Margarida Cantarelli tinha dezasseis anos quando viu, do alto de um edifício, a entrada no porto do Recife do Navio Santa Maria. Estava, na altura, a iniciar o curso preparatório de acesso à Faculdade de Direito. Este episódio inspirou também Ana Maria César, historiadora, a escrever o “Último Porto de Henrique Galvão”. Livro que resulta de um trabalho de pesquisa, do resgate de factos acontecidos por ocasião da chegada do navio ao porto do Recife, após o sequestro levado a cabo por revolucionários portugueses e espanhóis no Mar das Caraíbas, mas representa também um ponto de vista a partir do Recife de um episódio que começou deste lado do Atlântico.
O paquete português pertenceu à Companhia Colonial de Navegação. Fez a sua viagem inaugural em 1953, ligando Portugal ao Brasil, Uruguai e Argentina e levando a bordo o ministro Américo Tomás. Ficou célebre pelo sequestro, em janeiro de 1961, às mãos de um grupo de portugueses e espanhóis que pertenciam à Direção Revolucionária Ibérica de Libertação, grupo opositor aos governos de António Oliveira Salazar e Francisco Franco, sob o comando do capitão Henrique Galvão. Durante a operação, o oficial João José Nascimento Costa foi morto e a embarcação acabou por fundear no mês seguinte, no porto do Recife, no Brasil.
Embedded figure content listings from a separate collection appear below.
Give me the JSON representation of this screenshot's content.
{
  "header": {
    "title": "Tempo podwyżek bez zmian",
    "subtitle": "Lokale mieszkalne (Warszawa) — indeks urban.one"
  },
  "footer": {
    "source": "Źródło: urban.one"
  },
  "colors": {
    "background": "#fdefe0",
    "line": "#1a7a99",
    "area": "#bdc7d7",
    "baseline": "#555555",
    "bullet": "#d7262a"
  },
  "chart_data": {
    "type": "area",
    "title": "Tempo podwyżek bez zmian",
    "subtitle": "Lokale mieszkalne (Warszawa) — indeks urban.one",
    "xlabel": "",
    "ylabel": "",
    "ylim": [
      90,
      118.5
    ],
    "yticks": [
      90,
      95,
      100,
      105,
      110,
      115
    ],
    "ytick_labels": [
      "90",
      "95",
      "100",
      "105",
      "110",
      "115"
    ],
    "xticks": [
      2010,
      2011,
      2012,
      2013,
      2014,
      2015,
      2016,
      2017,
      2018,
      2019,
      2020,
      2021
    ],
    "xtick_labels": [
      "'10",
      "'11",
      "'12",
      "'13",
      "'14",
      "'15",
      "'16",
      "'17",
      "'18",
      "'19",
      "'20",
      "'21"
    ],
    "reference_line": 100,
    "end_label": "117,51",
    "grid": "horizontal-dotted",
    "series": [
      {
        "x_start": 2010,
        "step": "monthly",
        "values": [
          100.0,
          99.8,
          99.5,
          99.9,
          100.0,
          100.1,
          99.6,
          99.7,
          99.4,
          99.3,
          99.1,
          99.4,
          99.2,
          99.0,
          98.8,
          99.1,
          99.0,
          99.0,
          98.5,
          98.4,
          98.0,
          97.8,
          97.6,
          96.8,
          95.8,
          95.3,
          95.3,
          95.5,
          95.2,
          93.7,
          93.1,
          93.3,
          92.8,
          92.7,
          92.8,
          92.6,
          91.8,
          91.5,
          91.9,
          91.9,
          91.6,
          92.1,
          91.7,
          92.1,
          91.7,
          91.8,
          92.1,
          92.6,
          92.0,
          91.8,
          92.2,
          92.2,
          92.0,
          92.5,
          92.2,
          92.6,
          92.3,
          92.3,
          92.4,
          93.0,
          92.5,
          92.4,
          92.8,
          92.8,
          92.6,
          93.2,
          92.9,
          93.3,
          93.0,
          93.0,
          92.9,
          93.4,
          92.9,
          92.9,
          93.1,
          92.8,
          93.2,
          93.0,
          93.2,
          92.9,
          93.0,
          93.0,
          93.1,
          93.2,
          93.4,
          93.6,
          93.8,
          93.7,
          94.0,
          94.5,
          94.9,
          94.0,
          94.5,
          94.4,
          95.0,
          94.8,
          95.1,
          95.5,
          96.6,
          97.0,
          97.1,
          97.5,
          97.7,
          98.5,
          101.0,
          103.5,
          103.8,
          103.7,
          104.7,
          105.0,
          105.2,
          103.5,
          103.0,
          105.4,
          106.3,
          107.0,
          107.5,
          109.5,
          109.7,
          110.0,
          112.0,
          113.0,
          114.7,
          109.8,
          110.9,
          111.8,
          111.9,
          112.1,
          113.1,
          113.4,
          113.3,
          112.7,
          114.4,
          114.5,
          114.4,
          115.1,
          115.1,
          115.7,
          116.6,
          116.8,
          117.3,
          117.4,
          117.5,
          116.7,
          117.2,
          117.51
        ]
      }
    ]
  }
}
Segundo Margarida Cantarelli, eram muitos os fatores a conjugar naquele mês de janeiro de 1961. “O mundo tomava conhecimento do aprisionamento do luxuoso paquete português, com 600 passageiros a bordo, cujo objetivo era atravessar o oceano Atlântico e alcançar a ilha espanhola de Fernando Pó – à época, colónia espanhola – ou Luanda, capital da Angola – que já apresentava movimentos insurretos contra Portugal. No entanto, por motivos diversos, o Santa Maria, aproximando-se da costa brasileira, viu-se forçado a encontrar um porto seguro onde desembarcar os passageiros. Havia a pressão internacional, a exaustão dos turistas desviados de seu curso, a escassez de víveres a bordo, enfim, todo um panorama que em nada favorecia os rebeldes. Após o frustrado encontro em águas internacionais de Henrique Galvão e do almirante Allen Smith, representante do comandante da Frota Americana no Atlântico, e do contra-almirante Roberto Dennison, o Brasil surgiu como alternativa”.
Mais de cinquenta anos depois, a especialista em Direito Internacional ressalva dois temas que se mantêm atuais: a pirataria e o asilo.